Spheroidized elements usually have the following common properties:
(1) The solubility of elements in molten iron is low and the segregation tendency is obvious during solidification.
(2) There are one or two valence electrons on the outermost electron layer of the element, and the secondary inner layer contains eight electrons. This electronic structure will make carbon, sulfur and oxygen have strong affinity with elements, and the properties of the generated compounds are stable, which will significantly reduce the oxygen and sulfur in molten iron.
(3) Although carbon has affinity with spheroidized elements, spheroidized elements are difficult to dissolve in graphite lattice. According to the above characteristics, it can be found that rare earth (heavy rare earth element) and cerium (light rare earth element) in rare earth are effective spheroidizing elements. Rare earth reacts with sulfur, oxygen and other elements to form rare earth oxides and sulfides. These compounds belong to high solubility compounds, which can be used as an external core to promote graphite nucleation.

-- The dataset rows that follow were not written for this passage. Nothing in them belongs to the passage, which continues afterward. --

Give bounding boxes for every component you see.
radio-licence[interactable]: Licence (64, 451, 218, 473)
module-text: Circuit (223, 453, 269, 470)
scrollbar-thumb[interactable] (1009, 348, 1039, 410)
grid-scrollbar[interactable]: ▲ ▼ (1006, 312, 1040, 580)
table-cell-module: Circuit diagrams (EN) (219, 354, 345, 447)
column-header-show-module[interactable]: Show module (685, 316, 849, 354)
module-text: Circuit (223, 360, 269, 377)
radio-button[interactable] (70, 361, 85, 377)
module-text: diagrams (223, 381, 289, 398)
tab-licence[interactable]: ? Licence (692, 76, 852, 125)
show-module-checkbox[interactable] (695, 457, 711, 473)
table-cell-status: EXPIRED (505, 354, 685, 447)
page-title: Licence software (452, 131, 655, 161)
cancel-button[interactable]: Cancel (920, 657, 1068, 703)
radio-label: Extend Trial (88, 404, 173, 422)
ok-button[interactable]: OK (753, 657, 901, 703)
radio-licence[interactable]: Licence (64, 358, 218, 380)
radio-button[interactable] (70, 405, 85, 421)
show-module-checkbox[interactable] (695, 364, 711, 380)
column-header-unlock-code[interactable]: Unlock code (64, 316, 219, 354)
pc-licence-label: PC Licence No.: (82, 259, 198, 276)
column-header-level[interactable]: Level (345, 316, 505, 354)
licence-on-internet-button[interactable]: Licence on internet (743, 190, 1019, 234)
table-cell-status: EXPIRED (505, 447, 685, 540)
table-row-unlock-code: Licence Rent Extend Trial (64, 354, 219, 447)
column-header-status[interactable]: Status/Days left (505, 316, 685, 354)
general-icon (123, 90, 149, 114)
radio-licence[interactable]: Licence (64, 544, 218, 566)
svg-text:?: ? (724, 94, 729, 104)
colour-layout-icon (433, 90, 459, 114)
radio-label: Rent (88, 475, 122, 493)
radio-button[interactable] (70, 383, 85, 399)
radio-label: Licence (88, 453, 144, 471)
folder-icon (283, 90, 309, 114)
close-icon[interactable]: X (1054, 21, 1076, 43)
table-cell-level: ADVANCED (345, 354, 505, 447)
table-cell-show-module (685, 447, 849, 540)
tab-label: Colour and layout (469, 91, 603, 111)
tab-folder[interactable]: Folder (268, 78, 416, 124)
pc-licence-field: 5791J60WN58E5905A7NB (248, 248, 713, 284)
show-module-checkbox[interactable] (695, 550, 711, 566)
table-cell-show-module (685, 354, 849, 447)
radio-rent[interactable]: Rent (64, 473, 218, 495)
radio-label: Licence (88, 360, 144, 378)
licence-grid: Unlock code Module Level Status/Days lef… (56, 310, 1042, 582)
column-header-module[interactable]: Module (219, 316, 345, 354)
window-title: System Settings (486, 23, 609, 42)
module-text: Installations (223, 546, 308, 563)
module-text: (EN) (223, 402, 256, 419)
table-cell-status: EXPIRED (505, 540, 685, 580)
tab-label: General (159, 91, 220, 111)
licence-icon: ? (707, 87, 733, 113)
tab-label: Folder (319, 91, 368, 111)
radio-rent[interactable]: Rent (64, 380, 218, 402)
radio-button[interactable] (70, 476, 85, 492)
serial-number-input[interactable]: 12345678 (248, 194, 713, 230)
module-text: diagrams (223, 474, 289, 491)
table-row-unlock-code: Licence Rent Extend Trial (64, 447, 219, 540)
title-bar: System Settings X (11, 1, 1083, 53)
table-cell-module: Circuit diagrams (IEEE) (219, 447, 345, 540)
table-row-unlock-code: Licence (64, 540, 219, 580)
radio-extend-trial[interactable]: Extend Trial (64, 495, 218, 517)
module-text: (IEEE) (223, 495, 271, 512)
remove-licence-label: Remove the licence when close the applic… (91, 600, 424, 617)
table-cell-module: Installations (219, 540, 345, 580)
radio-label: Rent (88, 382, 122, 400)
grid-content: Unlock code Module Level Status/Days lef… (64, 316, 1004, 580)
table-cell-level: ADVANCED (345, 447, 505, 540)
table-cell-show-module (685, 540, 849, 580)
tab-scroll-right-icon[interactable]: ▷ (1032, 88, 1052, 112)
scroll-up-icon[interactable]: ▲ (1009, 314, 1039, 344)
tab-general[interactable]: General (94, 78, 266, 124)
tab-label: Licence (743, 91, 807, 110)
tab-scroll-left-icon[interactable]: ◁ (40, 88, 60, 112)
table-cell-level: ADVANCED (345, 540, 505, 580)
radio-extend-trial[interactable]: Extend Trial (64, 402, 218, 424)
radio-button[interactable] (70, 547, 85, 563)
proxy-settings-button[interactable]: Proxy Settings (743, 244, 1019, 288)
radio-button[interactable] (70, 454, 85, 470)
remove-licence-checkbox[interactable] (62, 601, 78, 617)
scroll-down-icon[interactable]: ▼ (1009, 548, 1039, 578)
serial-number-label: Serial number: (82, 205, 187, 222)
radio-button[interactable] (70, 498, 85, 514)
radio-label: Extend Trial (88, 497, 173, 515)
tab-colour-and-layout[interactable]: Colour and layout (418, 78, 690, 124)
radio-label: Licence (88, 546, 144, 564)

However, rare earth is generally not used as a spheroidizing agent alone. Research shows that the relative atomic mass of rare earth is generally large, and the consumption of desulfurization and deoxidation is larger than that of some other spheroidizing elements such as magnesium and calcium. At the same time, the density of rare earth compounds generated is large and it is not easy to remove them from molten iron. Therefore, rare earth is generally used as a spheroidizing agent in combination with other elements, such as rare earth magnesium alloy Rare earth magnesium calcium alloy, etc. At the same time, the residual amount of rare earth in iron castings still needs to be controlled, because when the amount of rare earth is too large, it will increase the white tendency of iron castings and inhibit the growth of eutectic grains. In serious cases, it will distort the graphite morphology of iron castings and appear anisotropic graphite. It is pointed out that for thin-walled iron castings, the best residual cerium is 0.006-0.002%; For molten iron with sulfur content of 0.03% – 0.07%, the residual amount of rare earth can be 0.025%; When the cupola is used to produce large-scale ferritic nodular cast iron, the elongation of the thicker part of the cast iron can be increased by 20% if the residual rare earth content is 1.2-2.0 times that of sulfur.